К заданию 2.1. Понятие этики. Краткая история основных этических учений. Прикладная этика: Учебное пособие – М.: Гардарики, 2005

Текст 2. Назаров В.Н.

Прикладная этика: Учебное пособие – М.: Гардарики, 2005.

2. Принцип конкретности

Одним из симптомов кризиса морали в современном обществе является ослабление и снижение уровня фундаментальной этической мотивации. Общие этические ценности, связанные с представлением о долге, чести, достоинстве, правдивости, справедливости и т.п. все меньше выступают в качестве непосредственных стимулов поведения. Разумеется, нельзя не учитывать, что общество всегда являлось в какой-то степени «заложником» универсальных принципов философской этики. Однако синкретизм морального сознания в традиционном обществе способствовал мировоззренческому (мифологическому, религиозному) преломлению универсальных принципов этики в конкретно-идеальные ценностные стимулы. Секуляризация морали, приведшая к отрыву этики от религии и культуры в целом, обнаружила разрыв между этическими универсалиями и моральными стимулами поведения. Идеология, попытавшаяся перебросить мост между этикой и жизнью, породила феномен морализаторства, который еще более оттенил абстрактность универсальных принципов этики. В сложившейся ситуации к сер. XX в. в обществе остро назрела потребность в обосновании новой мотивационной этической парадигмы, которую можно было бы обозначить как парадигму конкретной этики, ставшую одним из мировоззренческих и концептуальных истоков современной прикладной этики.

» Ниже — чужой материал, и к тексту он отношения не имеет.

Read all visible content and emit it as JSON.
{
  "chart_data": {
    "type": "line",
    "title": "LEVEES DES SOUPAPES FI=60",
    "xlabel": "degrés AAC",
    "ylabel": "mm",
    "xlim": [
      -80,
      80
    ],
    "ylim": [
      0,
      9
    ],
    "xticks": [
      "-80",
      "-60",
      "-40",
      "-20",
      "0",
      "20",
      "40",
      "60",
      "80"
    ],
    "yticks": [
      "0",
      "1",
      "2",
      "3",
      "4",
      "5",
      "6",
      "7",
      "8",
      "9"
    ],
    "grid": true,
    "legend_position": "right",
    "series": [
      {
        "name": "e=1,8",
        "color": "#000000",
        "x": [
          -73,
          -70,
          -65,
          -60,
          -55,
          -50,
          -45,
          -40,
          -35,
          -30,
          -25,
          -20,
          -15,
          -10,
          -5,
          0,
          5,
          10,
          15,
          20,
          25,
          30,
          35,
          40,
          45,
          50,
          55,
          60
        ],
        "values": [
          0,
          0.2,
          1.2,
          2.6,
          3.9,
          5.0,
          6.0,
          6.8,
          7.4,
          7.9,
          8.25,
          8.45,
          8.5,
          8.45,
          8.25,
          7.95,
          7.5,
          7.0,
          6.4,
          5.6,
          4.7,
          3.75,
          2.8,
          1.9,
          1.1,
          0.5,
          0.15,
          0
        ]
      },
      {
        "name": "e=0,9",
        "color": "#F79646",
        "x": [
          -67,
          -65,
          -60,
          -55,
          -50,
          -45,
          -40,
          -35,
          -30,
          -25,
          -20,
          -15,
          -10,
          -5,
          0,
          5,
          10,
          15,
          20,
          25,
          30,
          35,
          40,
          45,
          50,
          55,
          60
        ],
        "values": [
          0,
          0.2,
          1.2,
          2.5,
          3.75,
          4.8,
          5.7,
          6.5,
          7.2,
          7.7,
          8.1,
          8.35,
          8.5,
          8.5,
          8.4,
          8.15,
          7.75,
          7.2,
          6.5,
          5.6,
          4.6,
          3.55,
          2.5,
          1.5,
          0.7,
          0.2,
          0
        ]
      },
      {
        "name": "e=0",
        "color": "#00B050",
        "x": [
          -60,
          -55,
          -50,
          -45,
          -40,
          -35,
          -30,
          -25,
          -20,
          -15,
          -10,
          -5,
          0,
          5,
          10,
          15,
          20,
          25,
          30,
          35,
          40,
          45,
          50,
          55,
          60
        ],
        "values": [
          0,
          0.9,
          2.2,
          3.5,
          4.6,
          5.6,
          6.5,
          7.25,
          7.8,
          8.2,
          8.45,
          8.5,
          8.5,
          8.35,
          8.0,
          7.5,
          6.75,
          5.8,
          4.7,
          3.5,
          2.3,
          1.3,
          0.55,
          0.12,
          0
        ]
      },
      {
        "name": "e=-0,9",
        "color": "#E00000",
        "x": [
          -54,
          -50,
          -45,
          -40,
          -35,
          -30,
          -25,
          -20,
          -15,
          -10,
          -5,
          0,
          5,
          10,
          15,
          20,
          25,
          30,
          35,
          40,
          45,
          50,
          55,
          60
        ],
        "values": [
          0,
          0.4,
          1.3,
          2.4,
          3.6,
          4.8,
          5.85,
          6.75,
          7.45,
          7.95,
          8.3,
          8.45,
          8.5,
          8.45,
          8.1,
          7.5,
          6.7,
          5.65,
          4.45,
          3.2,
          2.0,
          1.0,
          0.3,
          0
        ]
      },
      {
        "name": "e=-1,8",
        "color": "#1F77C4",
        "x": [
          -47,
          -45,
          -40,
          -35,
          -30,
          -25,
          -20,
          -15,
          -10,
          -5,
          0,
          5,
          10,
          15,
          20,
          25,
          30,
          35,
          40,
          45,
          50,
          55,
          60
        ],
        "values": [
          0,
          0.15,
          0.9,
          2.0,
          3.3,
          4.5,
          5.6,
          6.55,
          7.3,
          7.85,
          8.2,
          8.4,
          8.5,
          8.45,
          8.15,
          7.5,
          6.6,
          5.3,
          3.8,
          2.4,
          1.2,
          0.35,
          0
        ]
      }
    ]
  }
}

Идея конкретной этики впервые заявляет о себе в нравственной философии И.Г.Фихте, в качестве альтернативы универсализму и формализму кантовской этики. Как отмечал Б.П. Вышеславцев. «мораль Канта кажется холодной, бледной и абстрактной по сравнению с глубоко жизненной, вбирающей в себя весь материал мира, конкретной этической системой Фихте… Фихте дает первую систему культурных ценностей, дедуцированную из идеи долга. Техника, хозяйство, право и нравственность являются у него ступенями конкретной этики»[1]. Идея конкретной этики Фихте в полной мере была оценена только в XX в.[2].

В 1913 г. появляется работа М. Шелера «Формализм в этике и материальная этика ценностей», построенная на методе «конкретного усмотрения» ценностей. В ней на основе аксиологической конкретизации этики предпринимается попытка обосновать два типа этического знания: фундаментальный и прикладной. Шелер был одним из первых, кто ввел в оборот и сам термин «прикладная этика»[3], хотя и употребляет его еще в значении «практической философии». «В области этики, - пишет он, - необходимо строго различать этику, связанную с самими нравственными субъектами «в ее применении и употреблении» и этические основоположения, вырабатываемые логическим путем, материалом для которых в свою очередь служит «прикладная этика». Иначе говоря, следует различать этику выражаемого в естественном языке практического мировоззрения (к которой, например, во все времена принадлежала мудрость, заключенная в пословицах и максимах) и более или менее научную, философскую, теологическую этику, которая призвана служить «оправданием» и «обоснованием» всякой прикладной этики, исходя из высших принципов, поскольку последние самими субъектами прикладной этики не осознаются»[4].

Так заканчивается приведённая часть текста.